Despite the gulf in experience and quality of opponent faced, I can't see Witt getting his hand raised in this fight. Though he is a solid wrestler, he leaves himself open on takedown attempts and rarely disguises his entries. Quinlan is flashy and explosive. I can see him sleeping Witt with a highlight reel knee or uppercut.

It doesn't help that Quinlan can fight adeptly - and carry power - out of either stance and is liable to switch stances multiple times in a fight. It's a puzzle that Witt will struggle to figure out.

As a professional, Quinlan has yet to go to a decision. Witt doesn't have the durability to be the first guy to take him there either. It's not that I'm really high on Quinlan, I just think that this is a favourable matchup against probably the weakest chin in the division. Of his eight career losses, Witt has been knocked out six times. This is a bad fight for 'The Vanilla Gorilla.'

Pick: Josh Quinlan by KO/TKO

Da'Mon Blackshear vs. Youssef Zalal

It's about damn time that Da'Mon Blackshear got his call-up to the UFC. The former CFFC Bantamweight champion has been knocking on the door of the elite for a good year now. It's a shame, however, that his debut appearance sees him take on Youssef Zalal on just 10-days' notice.

Zalal has been out of action for a year and some change which typically concerns me when it comes to young fighters.
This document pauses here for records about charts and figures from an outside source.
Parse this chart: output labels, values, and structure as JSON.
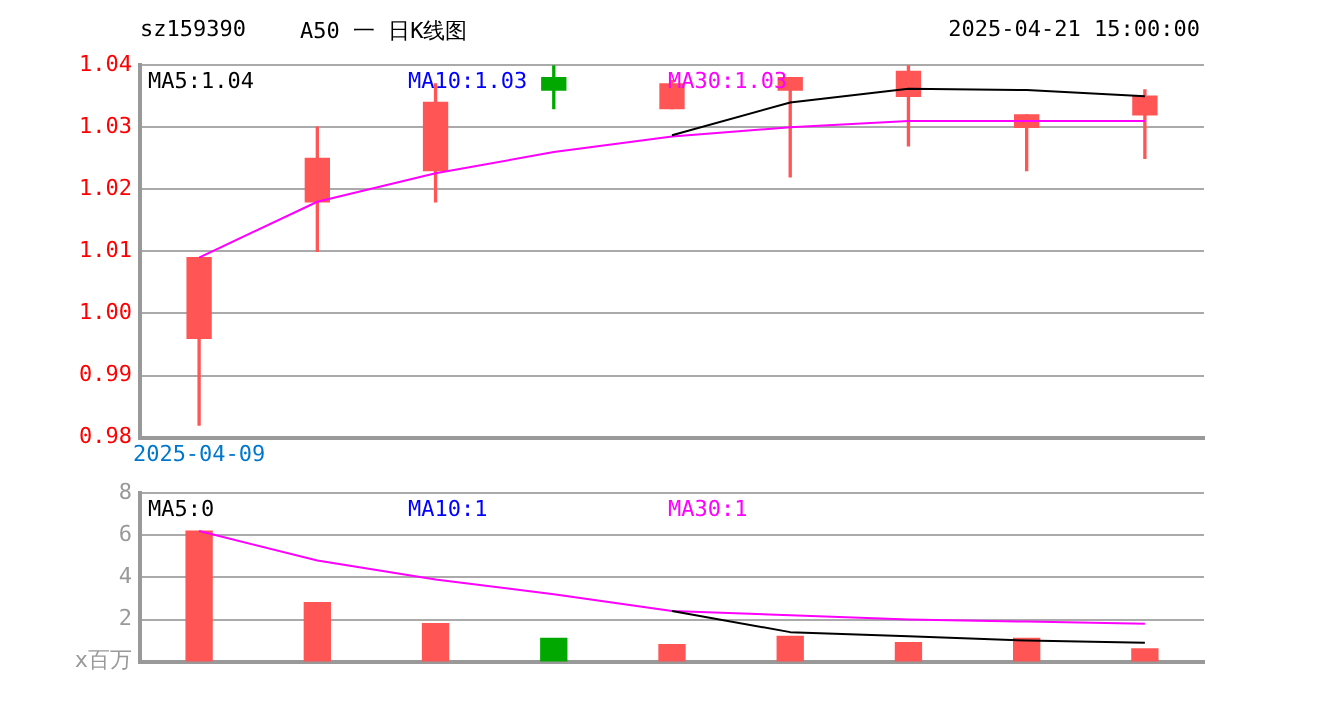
{
  "chart_data": [
    {
      "type": "candlestick",
      "title": "A50 一 日K线图",
      "subtitle": "sz159390",
      "annotations": [
        "2025-04-21 15:00:00"
      ],
      "categories": [
        "2025-04-09",
        null,
        null,
        null,
        null,
        null,
        null,
        null,
        null
      ],
      "ohlc": [
        [
          0.996,
          1.009,
          0.982,
          1.009
        ],
        [
          1.018,
          1.03,
          1.01,
          1.025
        ],
        [
          1.023,
          1.037,
          1.018,
          1.034
        ],
        [
          1.038,
          1.04,
          1.033,
          1.036
        ],
        [
          1.033,
          1.0375,
          1.033,
          1.037
        ],
        [
          1.036,
          1.038,
          1.022,
          1.038
        ],
        [
          1.035,
          1.04,
          1.027,
          1.039
        ],
        [
          1.03,
          1.032,
          1.023,
          1.032
        ],
        [
          1.032,
          1.036,
          1.025,
          1.035
        ]
      ],
      "colors": [
        "#ff5555",
        "#ff5555",
        "#ff5555",
        "#00a800",
        "#ff5555",
        "#ff5555",
        "#ff5555",
        "#ff5555",
        "#ff5555"
      ],
      "series": [
        {
          "name": "MA5:1.04",
          "type": "line",
          "color": "#000000",
          "values": [
            null,
            null,
            null,
            null,
            1.0287,
            1.034,
            1.0362,
            1.036,
            1.035
          ]
        },
        {
          "name": "MA10:1.03",
          "type": "line",
          "color": "#0000ff",
          "values": [
            null,
            null,
            null,
            null,
            null,
            null,
            null,
            null,
            null
          ]
        },
        {
          "name": "MA30:1.03",
          "type": "line",
          "color": "#ff00ff",
          "values": [
            1.009,
            1.018,
            1.0226,
            1.026,
            1.0285,
            1.03,
            1.031,
            1.031,
            1.031
          ]
        }
      ],
      "ylim": [
        0.98,
        1.04
      ],
      "yticks": [
        0.98,
        0.99,
        {
          "value": 1.0,
          "label": "1.00"
        },
        1.01,
        1.02,
        1.03,
        1.04
      ],
      "grid": "y",
      "legend": "top left",
      "marker": "none"
    },
    {
      "type": "bar",
      "ylabel": "x百万",
      "categories": [
        null,
        null,
        null,
        null,
        null,
        null,
        null,
        null,
        null
      ],
      "values": [
        6.2,
        2.8,
        1.8,
        1.1,
        0.8,
        1.2,
        0.9,
        1.1,
        0.6
      ],
      "colors": [
        "#ff5555",
        "#ff5555",
        "#ff5555",
        "#00a800",
        "#ff5555",
        "#ff5555",
        "#ff5555",
        "#ff5555",
        "#ff5555"
      ],
      "series": [
        {
          "name": "MA5:0",
          "type": "line",
          "color": "#000000",
          "values": [
            null,
            null,
            null,
            null,
            2.4,
            1.4,
            1.2,
            1.0,
            0.9
          ]
        },
        {
          "name": "MA10:1",
          "type": "line",
          "color": "#0000ff",
          "values": [
            null,
            null,
            null,
            null,
            null,
            null,
            null,
            null,
            null
          ]
        },
        {
          "name": "MA30:1",
          "type": "line",
          "color": "#ff00ff",
          "values": [
            6.2,
            4.8,
            3.9,
            3.2,
            2.4,
            2.2,
            2.0,
            1.9,
            1.8
          ]
        }
      ],
      "ylim": [
        0,
        8
      ],
      "yticks": [
        2,
        4,
        6,
        8
      ],
      "grid": "y",
      "legend": "top left",
      "marker": "none"
    }
  ]
}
This is a guy who fought four times in 2020 and looked fantastic before going on a 3-fight skid. The only reason that I'm not too concerned is that it seems as though Zalal took a year out to focus on refining his skills and preparing his body for a move down to Bantamweight. It's a smart move for the Moroccan who was outworked and outsized in all three of his losses at Featherweight.

Down at Bantamweight, Zalal should be able to wrestle more effectively and keep his opponents down. In the past, we've seen Zalal chain wrestle but be unable to sustain much control time on the ground. His grinding pace and sturdy cardio certainly empower him to continue wrestling even when he struggles to get much out of the exchange.

Zalal doesn't carry much power but does well to blitz, blitz and blitz some more. Against a fighter like Blackshear, that might very well be Zalal's path to victory. Blackshear is excellent in the clinch and, despite not being a strong wrestler, is great at scrambling into advantageous positions to work for submissions. He does his best work when he is striking into the clinch and wearing his opponents down.

I can see Zalal and Blackshear cancelling each other out in the grappling department. They'll probably exchange takedowns, pop right back up and opt to strike instead. If that happens, I'm backing Zalal to be quicker to the punch and strike at a higher quantity than Blackshear who has only had 10 days to prepare for what's likely to be a high-octane bout.